During a media teleconference held ahead of the White House jobs summit, API Chairman Larry Nichols and API President and CEO Jack Gerard outlined how the oil and natural industry -- which represents 7.5 percent of GDP -- is ready, willing and able to create new jobs and provide the energy that America needs to sustain a successful economic recovery.

"Clearly, the White House missed an opportunity to include one of the biggest employers and wealth creators in the nation," said Nichols, who is chairman and CEO of Devon Energy Corp. "The gas and oil industry supports 9.2 million jobs. We know what it takes to create a job, and we know what it takes to preserve a job."

Gerard added, "We are not asking for any handouts. We don't need stimulus dollars or subsidies. We just need access to develop the resources we will need to fuel this economy, and create thousands of new jobs."

"The American people have spoken on this topic clearly," Gerard added. "In poll after poll, they said they want additional access to the nation's resources. Congress heard the outcry, and lifted the moratoria on new offshore development. But a de facto moratorium has been put in place by this Interior Department.

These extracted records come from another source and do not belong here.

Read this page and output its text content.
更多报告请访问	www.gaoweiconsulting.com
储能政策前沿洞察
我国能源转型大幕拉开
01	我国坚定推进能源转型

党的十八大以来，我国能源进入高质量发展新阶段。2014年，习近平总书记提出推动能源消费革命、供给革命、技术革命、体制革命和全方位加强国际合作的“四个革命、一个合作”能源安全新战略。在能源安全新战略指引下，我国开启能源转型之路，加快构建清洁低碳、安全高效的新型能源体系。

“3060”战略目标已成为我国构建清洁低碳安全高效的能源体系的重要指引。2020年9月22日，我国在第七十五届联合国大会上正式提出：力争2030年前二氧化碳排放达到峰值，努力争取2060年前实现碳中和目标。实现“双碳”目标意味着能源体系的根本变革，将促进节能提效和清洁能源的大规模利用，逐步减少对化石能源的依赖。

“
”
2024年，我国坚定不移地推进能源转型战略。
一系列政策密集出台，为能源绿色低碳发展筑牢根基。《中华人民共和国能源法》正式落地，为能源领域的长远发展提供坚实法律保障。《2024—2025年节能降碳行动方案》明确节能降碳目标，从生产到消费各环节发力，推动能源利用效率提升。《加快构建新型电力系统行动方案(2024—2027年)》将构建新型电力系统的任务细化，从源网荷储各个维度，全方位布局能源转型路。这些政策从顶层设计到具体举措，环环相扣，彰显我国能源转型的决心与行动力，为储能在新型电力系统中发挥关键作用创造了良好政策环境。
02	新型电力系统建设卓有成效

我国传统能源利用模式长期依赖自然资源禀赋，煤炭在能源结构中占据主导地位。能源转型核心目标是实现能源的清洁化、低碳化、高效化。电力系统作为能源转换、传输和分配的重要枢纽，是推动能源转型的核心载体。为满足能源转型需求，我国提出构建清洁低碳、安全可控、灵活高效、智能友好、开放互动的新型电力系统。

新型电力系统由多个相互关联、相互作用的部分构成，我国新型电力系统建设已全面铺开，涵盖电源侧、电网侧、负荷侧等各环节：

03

"Access is essential to produce the energy this country needs."

Gerard noted that the oil and gas industry is already one of the largest creators of green jobs. The industry invested $58.4 billion in carbon mitigation technologies between 2000 and 2008, more than any other private industries or the federal government. Using a measure by the Center for American Progress that 2 million jobs are created for each $100 billion invested, the oil and gas industry has created nearly 1.2 million green jobs.

In addition to providing access, Gerard and Nichols said policymakers should stop proposing policies that would kill American jobs. Specifically, they said new taxes and ill-conceived climate change proposals are job killers and discourage the development of domestic energy.

"Our industry does not operate in a vacuum," Nichols said. "It is integrated with all other industries. Huge tax increases lessen our ability to create jobs. Our industry can't prosper unless all the other industries, and the consumers, prosper. Higher taxes destroy jobs, and impair our economy."